I used to cut my own hair or get a friend to cut it at home.  I didn’t want to “waste” the money on the little I have to work with.  But I’ve reformed.  I’ve begun to think of my haircut at the barbershop as a unique opportunity for human touch and contact, for male pampering, and for a few minutes of rest.

The barber’s touch is firm and gentle.  He turns my collar inside my shirt with a steady hand and wraps tissue paper and then a cape around my throat.  As he cuts off successive lengths of hair, his fingertips hold my head in place; he uses a soft brush to remove the little hairs.  Sometimes we talk a little, but I keep my eyes closed through the whole cut.  I can’t see anything without my glasses anyway.
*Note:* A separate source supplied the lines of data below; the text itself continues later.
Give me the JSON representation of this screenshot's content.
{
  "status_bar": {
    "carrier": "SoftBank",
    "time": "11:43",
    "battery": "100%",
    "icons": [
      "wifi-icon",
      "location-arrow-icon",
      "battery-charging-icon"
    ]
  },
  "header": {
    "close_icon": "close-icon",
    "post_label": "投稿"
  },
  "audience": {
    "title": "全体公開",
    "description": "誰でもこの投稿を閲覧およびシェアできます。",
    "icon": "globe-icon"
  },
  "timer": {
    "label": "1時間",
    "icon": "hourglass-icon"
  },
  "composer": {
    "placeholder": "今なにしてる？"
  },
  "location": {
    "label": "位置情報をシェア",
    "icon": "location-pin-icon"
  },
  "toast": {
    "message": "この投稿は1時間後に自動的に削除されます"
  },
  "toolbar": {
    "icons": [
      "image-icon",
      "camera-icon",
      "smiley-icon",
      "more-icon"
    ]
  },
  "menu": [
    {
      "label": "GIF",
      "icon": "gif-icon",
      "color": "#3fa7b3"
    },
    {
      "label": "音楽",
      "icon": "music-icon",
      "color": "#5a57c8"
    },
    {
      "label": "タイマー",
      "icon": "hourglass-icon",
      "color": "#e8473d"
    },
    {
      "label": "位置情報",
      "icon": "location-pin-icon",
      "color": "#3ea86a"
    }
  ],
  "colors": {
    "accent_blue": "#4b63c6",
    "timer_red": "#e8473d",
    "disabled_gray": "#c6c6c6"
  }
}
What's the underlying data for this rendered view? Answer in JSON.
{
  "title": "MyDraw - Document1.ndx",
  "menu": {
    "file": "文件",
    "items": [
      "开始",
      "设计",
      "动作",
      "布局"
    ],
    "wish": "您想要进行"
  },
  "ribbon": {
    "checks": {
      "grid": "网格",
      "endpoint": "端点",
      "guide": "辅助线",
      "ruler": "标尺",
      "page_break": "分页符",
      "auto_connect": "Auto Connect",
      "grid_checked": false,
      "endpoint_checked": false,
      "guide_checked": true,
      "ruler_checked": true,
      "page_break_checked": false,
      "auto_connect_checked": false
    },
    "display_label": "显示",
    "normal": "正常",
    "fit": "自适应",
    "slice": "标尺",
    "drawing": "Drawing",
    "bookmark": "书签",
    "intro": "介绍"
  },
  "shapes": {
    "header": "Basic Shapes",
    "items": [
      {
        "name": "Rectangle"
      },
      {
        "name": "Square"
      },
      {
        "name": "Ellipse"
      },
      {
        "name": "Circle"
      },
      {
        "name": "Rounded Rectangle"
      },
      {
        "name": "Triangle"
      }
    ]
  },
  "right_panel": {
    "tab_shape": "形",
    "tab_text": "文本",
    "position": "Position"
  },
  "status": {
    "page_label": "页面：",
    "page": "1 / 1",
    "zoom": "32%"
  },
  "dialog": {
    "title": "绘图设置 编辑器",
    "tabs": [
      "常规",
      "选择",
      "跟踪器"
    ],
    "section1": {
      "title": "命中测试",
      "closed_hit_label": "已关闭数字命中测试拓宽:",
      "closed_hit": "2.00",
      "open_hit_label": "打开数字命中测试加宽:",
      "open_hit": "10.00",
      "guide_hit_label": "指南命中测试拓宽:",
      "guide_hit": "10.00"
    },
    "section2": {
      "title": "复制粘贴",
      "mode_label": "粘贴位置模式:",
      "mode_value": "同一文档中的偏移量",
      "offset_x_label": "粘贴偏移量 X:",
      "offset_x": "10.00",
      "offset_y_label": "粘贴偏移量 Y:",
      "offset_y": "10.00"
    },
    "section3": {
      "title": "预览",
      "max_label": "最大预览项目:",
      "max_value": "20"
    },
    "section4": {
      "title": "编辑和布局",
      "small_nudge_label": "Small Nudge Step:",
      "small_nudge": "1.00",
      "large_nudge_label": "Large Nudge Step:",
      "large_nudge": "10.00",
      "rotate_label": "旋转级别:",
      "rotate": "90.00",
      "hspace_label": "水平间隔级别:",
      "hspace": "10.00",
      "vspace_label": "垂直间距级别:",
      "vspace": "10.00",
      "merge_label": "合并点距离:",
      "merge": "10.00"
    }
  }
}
My favorite parts come at the end.   First, he smudges my neck and ears with warm shaving lather and neatly trims my hairline with a straight razor.  The warm lather always made me feel like a man when I was still an unshaving boy, and now it still makes me feel like a man.  He wipes away the excess lather with a cloth and then shakes the aftershave into his hand.  The barbershop uses bay rum, and it smarts when it hits my bald head and neck, but the barber takes a hand towel and fans the aftershave on my head, which gives both a cooling sensation and a rush of the perfume up and over my face.  After this, with his smooth barber’s fingers, he massages my temples and the crown of my head.  Finally, he puts a massaging-machine over his hand that makes his fingers pulsate.  He rubs down my head, neck and shoulders for a few minutes.

The whole thing costs $14, including tip.  I think I’d go every day if my hair warranted it.